Kurang lebih delapan sampai sepuluh juta umat Kristen tinggal di Negara yang terkenal dengan Giza Piramid dan patung Sphinx yang tersohor. Namun di balik gemerlapnya industri pariwisata Mesir, terbentang sebuah dunia lain dimana umat Kristen menghadapi penganiayaan setiap hari.
Diusir dari rumah
Pertama kali mendengar nama Yesus adalah ketika Alim berusia tujuh tahun ditengah diskusi agama yang diadakan oleh keluarganya. Tahun 1884, satu tahun setelah Alim menyelesaikan studi Alkitab, ia memutuskan untuk menyerahkan hidupnya bagi Kristus.
“Saya menghadapi begitu banyak masalah”, Alim bercerita pada Opne Doors. “Keluarga menolak saya dan saya diusir dari rumah. Mereka bahkan minta bantuan agen polisi rahasia untuk menangkap saya dengan tuduhan yang direkayasa, saya dipenjara selama satu tahun. Segera setelah saya dibebaskan keluarga saya mengundang orang-orang dari agama saya untuk memukuli saya”.

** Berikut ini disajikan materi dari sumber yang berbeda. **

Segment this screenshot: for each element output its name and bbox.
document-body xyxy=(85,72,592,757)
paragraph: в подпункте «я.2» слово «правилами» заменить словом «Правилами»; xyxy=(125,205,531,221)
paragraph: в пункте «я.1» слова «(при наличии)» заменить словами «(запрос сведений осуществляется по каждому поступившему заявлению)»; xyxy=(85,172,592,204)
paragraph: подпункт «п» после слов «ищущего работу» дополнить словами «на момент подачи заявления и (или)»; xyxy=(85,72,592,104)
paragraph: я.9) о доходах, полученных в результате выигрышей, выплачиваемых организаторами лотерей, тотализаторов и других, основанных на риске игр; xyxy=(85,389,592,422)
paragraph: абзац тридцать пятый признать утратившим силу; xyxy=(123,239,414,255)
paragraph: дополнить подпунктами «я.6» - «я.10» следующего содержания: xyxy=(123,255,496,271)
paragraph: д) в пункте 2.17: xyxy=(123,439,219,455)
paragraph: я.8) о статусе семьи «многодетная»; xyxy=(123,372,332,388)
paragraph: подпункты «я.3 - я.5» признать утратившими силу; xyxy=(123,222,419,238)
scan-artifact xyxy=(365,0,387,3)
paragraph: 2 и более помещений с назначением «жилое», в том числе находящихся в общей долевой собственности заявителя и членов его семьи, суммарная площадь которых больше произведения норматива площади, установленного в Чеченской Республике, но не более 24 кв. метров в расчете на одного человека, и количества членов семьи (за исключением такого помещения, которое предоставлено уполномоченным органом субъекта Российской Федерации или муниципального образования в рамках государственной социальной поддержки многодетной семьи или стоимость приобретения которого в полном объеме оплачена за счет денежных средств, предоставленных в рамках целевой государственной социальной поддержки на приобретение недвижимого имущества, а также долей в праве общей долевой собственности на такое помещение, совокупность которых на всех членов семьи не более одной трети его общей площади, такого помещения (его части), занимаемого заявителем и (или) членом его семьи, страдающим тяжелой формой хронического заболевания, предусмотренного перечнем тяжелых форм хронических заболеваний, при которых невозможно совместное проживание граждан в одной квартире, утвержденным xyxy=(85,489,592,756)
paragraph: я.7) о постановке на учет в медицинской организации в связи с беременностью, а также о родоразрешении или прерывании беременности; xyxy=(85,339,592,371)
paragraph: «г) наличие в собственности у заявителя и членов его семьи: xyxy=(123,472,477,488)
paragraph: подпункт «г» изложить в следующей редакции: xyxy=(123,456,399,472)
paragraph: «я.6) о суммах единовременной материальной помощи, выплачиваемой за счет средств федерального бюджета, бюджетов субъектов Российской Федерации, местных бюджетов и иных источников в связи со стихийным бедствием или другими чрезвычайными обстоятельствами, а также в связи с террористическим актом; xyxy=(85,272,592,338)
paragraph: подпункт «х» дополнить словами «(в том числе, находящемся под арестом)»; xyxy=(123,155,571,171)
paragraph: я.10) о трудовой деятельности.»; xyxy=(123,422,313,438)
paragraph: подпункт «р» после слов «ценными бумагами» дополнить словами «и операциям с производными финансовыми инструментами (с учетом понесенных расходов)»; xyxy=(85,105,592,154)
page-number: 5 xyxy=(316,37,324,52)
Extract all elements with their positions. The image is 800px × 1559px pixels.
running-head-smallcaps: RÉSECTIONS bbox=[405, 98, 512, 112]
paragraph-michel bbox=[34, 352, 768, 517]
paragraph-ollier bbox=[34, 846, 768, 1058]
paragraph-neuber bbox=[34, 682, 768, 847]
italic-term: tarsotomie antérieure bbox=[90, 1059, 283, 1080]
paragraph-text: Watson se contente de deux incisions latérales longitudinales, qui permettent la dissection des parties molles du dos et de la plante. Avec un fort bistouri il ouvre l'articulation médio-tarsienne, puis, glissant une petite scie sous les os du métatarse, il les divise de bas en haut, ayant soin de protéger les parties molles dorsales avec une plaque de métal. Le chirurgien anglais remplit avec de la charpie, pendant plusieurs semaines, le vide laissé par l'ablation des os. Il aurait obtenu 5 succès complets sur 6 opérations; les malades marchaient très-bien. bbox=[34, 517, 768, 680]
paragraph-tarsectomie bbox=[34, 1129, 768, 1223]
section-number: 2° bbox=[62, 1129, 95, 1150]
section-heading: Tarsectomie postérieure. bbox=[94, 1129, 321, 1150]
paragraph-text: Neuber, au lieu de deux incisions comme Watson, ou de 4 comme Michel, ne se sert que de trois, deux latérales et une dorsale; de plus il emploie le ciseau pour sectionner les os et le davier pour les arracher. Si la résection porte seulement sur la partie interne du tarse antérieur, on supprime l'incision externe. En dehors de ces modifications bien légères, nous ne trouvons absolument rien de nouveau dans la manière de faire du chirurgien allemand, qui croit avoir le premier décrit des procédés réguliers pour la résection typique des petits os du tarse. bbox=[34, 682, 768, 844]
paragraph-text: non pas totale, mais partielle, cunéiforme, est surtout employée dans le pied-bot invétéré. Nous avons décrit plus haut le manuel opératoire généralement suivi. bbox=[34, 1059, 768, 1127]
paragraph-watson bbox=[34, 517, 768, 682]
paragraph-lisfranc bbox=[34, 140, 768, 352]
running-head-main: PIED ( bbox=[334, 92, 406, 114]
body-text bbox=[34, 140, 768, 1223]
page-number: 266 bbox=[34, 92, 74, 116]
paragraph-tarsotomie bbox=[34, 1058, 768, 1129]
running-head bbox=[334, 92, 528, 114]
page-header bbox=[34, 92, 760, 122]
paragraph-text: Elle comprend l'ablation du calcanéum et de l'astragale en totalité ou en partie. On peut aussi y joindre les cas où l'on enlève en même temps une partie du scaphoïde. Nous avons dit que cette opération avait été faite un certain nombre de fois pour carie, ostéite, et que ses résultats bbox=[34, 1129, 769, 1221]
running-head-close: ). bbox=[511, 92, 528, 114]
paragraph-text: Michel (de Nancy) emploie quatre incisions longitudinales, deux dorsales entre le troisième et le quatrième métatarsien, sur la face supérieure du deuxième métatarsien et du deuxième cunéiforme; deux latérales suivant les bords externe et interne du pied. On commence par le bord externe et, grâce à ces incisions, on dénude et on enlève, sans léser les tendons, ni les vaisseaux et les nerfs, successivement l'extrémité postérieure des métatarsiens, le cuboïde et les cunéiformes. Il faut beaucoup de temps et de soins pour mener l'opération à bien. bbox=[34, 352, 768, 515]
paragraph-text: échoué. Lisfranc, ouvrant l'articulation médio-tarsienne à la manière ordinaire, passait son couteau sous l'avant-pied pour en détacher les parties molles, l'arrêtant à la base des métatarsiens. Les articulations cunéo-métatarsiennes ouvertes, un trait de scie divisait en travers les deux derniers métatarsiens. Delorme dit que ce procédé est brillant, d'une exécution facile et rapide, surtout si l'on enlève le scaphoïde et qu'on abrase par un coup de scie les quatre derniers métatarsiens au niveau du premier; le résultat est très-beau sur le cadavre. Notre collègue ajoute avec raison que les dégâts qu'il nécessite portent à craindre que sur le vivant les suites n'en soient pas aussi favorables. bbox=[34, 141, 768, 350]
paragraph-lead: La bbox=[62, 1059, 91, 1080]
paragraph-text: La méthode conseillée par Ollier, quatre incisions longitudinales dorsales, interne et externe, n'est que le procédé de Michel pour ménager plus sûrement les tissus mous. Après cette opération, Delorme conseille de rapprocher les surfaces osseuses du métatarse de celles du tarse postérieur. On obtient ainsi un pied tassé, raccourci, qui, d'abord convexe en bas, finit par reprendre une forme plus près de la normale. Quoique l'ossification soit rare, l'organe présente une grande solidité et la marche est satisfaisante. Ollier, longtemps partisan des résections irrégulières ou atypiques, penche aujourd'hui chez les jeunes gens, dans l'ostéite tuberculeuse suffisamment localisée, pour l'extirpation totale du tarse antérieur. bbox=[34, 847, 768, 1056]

Alim kemudian melanjutkan, “Tapi Tuhan tidak ingin saya menjauhi keluarga saya, IA ingin saya tetap berada bersama mereka dan berdoa bagi setiap anggota keluarga saya. “Hubungan Alim dengan keluarganya mulai membaik saat ini. Bagi orang-orang seperti Alim, masa depan hubungan mereka dengan keluarga adalah hal yang sangat rapuh.
Berbuah
Pelayanan dan pengembangan dari gereja memegang peranan yang sangat penting, karena secara hukum seseorang dari latar belakang agama Muslim tidak langsung dapat menjadi pengikut Kristus. Karena itu biasanya pendeta dari sebuah gereja akan mencarikan rumah tinggal dan memberikan uang serta makanan.
Meski di tengah segala bentuk tantangan dan masalah yang dihadapi, jumlah pengikut Kristus semakin bertambah di Mesir. Seorang penginjil Kristen yang melayani di Timur Tengah mengatakan pada Open Doors, jika penginjil tidak dapat melayani di tengah-tengah mereka yang belum mengenal Kristus, Tuhan akan mengirimkan pesan-Nya melalui mimpi dan penglihatan. Sebuah data statistic menyebutkan 90% perjalanan rohani seorang pengikut Kristus dari latar belakang agama lain dimulai dari mimpi dan penglihatan.
Berbagai tantangan
Di Mesir saat ini terdapat 3.000 gereja dan 28.000 desa-desa. Dengan perbandingan ini, umat Kristen berhadapan dengan tantangan dalam pelayanan mereka.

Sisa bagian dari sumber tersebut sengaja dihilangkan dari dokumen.